Former trade & industry minister Rob Davies said on Wednesday he was shocked by the degree to which imports had come to dominate the SA new-vehicle market.
It was revealed recently that imports, primarily from India and China, account for 64% of all new cars and bakkies sold here.
Davies was one of the architects of the government’s motor industry policy, the automotive production and development programme (APDP), which runs from 2021-35.
When he announced the terms of the programme in 2018, he said its aims included a doubling of industry employment and vehicle production, and a 50% increase in the local-content value in SA-made vehicles.
In fact, employment, production and local content have all shrunk since then — due partly to the economic effects of Covid but also to slow government response to changing circumstances.
The market share of imports has also grown well beyond the expectations of planners.
Davies, speaking in Gqeberha on the first day of industry association Naamsa’s annual Auto Week conference, said the dominance of imports was “astounding”.

Though the new-vehicle market is strengthening, SA’s vehicle production is down because imports are mopping up the extra demand.
It is estimated that at least 25 Chinese car and bakkie brands are now sold in SA.
Local vehicle manufacturers have responded by calling for higher import duties on built-up vehicles.

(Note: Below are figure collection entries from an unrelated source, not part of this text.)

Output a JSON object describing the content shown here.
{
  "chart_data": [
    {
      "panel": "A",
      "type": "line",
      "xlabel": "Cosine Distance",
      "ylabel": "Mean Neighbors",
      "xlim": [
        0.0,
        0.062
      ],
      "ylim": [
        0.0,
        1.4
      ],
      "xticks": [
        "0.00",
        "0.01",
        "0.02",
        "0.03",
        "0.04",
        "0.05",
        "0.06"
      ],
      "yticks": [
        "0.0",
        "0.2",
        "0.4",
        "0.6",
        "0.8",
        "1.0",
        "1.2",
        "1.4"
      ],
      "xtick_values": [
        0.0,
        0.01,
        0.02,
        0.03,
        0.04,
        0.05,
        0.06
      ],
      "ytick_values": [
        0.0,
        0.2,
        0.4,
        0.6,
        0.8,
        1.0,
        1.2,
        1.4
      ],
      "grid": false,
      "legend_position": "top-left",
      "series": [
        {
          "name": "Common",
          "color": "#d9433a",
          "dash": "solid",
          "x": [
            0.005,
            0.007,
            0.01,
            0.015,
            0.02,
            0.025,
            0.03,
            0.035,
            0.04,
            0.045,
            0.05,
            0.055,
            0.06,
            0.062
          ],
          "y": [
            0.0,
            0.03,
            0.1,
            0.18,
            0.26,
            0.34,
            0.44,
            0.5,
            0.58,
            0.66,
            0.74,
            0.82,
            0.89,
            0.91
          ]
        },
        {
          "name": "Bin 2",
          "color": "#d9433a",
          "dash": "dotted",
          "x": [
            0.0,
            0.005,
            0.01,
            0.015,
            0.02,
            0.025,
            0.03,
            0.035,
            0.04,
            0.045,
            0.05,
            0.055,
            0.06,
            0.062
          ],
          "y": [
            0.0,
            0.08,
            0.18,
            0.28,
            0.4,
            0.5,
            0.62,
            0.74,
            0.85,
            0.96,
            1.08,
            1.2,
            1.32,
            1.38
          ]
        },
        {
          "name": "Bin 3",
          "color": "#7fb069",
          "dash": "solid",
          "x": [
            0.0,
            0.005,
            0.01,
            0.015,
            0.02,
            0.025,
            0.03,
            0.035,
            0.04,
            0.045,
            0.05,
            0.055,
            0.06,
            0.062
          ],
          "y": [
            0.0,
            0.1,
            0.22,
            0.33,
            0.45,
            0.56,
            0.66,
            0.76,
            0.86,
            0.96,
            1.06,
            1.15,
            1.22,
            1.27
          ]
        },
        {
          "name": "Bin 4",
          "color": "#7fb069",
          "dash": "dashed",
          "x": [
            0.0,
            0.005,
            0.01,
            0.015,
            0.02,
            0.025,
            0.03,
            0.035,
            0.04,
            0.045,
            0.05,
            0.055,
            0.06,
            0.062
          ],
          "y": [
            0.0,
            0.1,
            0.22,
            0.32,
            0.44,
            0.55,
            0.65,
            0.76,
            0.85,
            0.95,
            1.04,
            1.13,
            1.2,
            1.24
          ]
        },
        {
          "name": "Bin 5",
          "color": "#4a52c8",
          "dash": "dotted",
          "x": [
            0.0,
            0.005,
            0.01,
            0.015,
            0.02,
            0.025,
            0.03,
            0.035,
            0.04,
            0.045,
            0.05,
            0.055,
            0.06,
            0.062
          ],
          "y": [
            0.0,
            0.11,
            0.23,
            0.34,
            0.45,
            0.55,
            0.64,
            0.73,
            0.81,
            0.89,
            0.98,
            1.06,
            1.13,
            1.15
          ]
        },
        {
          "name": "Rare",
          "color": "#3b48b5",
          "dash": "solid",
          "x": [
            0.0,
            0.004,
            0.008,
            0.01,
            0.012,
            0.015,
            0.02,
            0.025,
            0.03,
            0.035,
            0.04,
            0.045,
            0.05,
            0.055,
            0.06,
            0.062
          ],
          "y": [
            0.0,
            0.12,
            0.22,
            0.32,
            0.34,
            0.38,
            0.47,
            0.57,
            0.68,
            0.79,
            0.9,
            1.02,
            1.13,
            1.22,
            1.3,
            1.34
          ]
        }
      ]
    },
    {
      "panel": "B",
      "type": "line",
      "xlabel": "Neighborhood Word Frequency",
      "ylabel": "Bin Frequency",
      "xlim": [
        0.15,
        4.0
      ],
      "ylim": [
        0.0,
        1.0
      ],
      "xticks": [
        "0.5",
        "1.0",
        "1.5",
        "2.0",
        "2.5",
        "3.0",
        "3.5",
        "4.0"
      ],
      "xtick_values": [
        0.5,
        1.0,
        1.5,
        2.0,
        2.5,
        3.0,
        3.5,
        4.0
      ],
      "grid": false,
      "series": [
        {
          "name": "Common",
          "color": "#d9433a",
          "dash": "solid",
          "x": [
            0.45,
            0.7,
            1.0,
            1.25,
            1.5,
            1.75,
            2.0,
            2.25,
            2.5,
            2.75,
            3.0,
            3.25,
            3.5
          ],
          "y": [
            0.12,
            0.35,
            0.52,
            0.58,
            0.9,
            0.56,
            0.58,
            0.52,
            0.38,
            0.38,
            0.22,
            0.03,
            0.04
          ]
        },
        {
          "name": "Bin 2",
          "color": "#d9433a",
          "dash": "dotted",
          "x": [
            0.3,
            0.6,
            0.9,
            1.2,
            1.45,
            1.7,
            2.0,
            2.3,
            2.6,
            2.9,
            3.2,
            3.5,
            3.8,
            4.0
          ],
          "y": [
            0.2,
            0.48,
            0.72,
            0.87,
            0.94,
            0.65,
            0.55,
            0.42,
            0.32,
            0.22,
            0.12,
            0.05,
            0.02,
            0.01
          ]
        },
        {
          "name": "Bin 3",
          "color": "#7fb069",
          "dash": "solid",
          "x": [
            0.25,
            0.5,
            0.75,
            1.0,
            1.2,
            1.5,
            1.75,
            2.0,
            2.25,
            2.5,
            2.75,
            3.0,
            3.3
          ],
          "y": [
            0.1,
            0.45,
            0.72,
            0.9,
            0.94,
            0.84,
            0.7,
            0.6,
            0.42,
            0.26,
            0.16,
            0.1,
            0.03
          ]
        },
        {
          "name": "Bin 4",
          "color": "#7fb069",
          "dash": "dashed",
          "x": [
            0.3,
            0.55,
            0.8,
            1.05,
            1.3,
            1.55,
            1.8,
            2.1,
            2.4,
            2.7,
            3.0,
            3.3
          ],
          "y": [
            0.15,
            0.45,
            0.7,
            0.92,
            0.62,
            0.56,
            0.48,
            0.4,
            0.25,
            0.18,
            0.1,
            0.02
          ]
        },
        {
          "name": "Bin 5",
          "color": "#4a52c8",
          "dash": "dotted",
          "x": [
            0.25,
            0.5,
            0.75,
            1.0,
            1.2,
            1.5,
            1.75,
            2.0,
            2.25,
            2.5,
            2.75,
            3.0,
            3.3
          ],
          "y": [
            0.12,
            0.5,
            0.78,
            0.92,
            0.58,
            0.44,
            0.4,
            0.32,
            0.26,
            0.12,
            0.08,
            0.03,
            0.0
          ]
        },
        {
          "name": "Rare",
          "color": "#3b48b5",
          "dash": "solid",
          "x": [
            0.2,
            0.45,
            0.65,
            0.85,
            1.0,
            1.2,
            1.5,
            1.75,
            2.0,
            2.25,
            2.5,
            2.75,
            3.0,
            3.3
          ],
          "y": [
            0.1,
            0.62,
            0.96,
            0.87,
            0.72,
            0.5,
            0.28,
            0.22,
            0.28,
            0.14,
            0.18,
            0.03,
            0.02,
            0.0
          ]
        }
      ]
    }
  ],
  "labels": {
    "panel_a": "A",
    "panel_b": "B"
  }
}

They also want the government to let them use the value of APDP import-duty credits, which they earn for production and local content, to reduce retail prices on their vehicles.
Andrew Kirby, president of Toyota SA Motors, told the conference that SA was in danger of becoming an “import replacement market”.
The immediate aim should be to create parity between imports and local products, at 50% each.
Current annual industry production, he said, was under 600,000. It should be more than 700,000.
Two-thirds of production was exported but the industry could not rely on exports indefinitely to underpin productivity — particularly as major markets such as the UK and EU were moving away from petrol and diesel internal combustion engines, which dominate South African production, in favour of electric vehicles.